Conversely, shareholders who believe that a stock is about to take a dive sell quickly to avoid losses.
If enough shareholders buy or sell around the same time, other investors start to think that they’ve missed out on some crucial piece of information. Especially among individual retail investors, the baseline assumption is generally that others know more than you do, so it attracts you to follow the herd.
This kind of mentality usually results in previously neutral investors TradersHome Review suddenly entering the fray to prevent from missing out on profits on incurring losses, further worsening the effect.
Basically, when the collective opinion of investors is positive, the stock prices go up. When the general consensus is less than optimistic, the prices slide. In spite of the apparently complex nature of the market, most activity boils down to the cumulative effect of investors trying to predict what their peers are thinking.

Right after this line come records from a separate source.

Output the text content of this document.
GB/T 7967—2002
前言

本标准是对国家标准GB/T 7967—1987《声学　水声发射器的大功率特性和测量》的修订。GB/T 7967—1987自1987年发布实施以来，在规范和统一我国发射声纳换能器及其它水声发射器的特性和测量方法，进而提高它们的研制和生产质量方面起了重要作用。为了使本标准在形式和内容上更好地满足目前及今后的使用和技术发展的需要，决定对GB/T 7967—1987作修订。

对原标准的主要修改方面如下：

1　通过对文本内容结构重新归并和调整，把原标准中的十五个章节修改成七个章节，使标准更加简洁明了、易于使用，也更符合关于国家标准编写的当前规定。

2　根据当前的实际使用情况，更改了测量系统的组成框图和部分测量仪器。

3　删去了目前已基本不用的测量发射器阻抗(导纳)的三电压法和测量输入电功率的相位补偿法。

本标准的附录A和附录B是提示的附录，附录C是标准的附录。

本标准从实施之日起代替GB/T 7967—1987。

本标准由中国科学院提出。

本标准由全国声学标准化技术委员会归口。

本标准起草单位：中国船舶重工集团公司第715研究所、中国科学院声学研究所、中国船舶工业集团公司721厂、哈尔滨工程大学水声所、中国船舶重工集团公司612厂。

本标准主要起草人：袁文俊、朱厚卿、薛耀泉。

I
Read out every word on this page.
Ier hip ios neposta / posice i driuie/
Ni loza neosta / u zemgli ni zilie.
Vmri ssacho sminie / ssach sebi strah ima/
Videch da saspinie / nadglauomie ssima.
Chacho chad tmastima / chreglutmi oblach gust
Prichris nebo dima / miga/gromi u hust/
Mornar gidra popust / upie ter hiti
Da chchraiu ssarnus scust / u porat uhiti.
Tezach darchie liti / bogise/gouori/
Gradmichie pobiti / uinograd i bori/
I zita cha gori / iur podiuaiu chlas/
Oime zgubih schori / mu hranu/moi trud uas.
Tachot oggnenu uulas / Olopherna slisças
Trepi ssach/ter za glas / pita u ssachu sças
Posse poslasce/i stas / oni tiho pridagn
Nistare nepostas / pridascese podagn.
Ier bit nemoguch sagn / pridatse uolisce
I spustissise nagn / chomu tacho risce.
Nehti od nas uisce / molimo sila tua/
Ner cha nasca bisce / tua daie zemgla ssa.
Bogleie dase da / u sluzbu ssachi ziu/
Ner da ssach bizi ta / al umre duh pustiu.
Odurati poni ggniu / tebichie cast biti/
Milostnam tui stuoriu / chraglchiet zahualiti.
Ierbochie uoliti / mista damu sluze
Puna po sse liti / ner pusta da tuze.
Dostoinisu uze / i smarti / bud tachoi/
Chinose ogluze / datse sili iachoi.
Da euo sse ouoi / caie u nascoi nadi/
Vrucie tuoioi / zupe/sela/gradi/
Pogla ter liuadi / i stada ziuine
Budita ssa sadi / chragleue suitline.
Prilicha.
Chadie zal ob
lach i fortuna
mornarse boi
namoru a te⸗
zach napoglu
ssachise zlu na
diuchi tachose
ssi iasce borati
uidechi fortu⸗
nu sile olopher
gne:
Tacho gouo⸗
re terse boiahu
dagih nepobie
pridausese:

Essentially, it’s all one big guessing game with financial repercussions that are anything but trivial.
How Dividends Work
For investors, dividends serve as a good source of investment income. For the issuing company, they are a way to redistribute the profits to shareholders as a way to thank them for their support and to encourage additional investment.
Dividends also serve as an announcement of the company’s success. Since dividends are issued from a company’s retained earnings, only companies that are substantially profitable issue dividends with any level of consistency.
The Effect of Dividend Psychology
Stocks that pay regular dividends are more popular among the investing populace. Even though dividends are not a given among common stocks, many companies pride themselves on generous rewarding of shareholders with consistent and sometimes higher dividends each year.
Companies that do these are seen as financially stable, and financially stable companies make for good investments, particular for those buy-and-hold investors who are most possible to benefit from dividend payments.
When companies display consistent dividend histories, they become more appealing to investors. As more investors buy in to take advantage of this benefit of stock ownership, the stock price naturally goes up, thereby reinforcing the belief that the stock is strong. If a company declares a higher-than-normal dividend, public sentiment tends to rocket up.
Conversely, when a company that traditionally pays dividends issues a lower-than-normal dividend, or no dividend at all, it may be considered as a sign that the company has fallen on hard times.
The truth could be that the company’s profits are being used for other reasons, such as an expansion, but the market’s perception of the situation is almost always more powerful than the truth. Many companies work hard to pay consistent dividends to avoid freaking out investors, who may see a skipped dividend as a slightly foreboding event.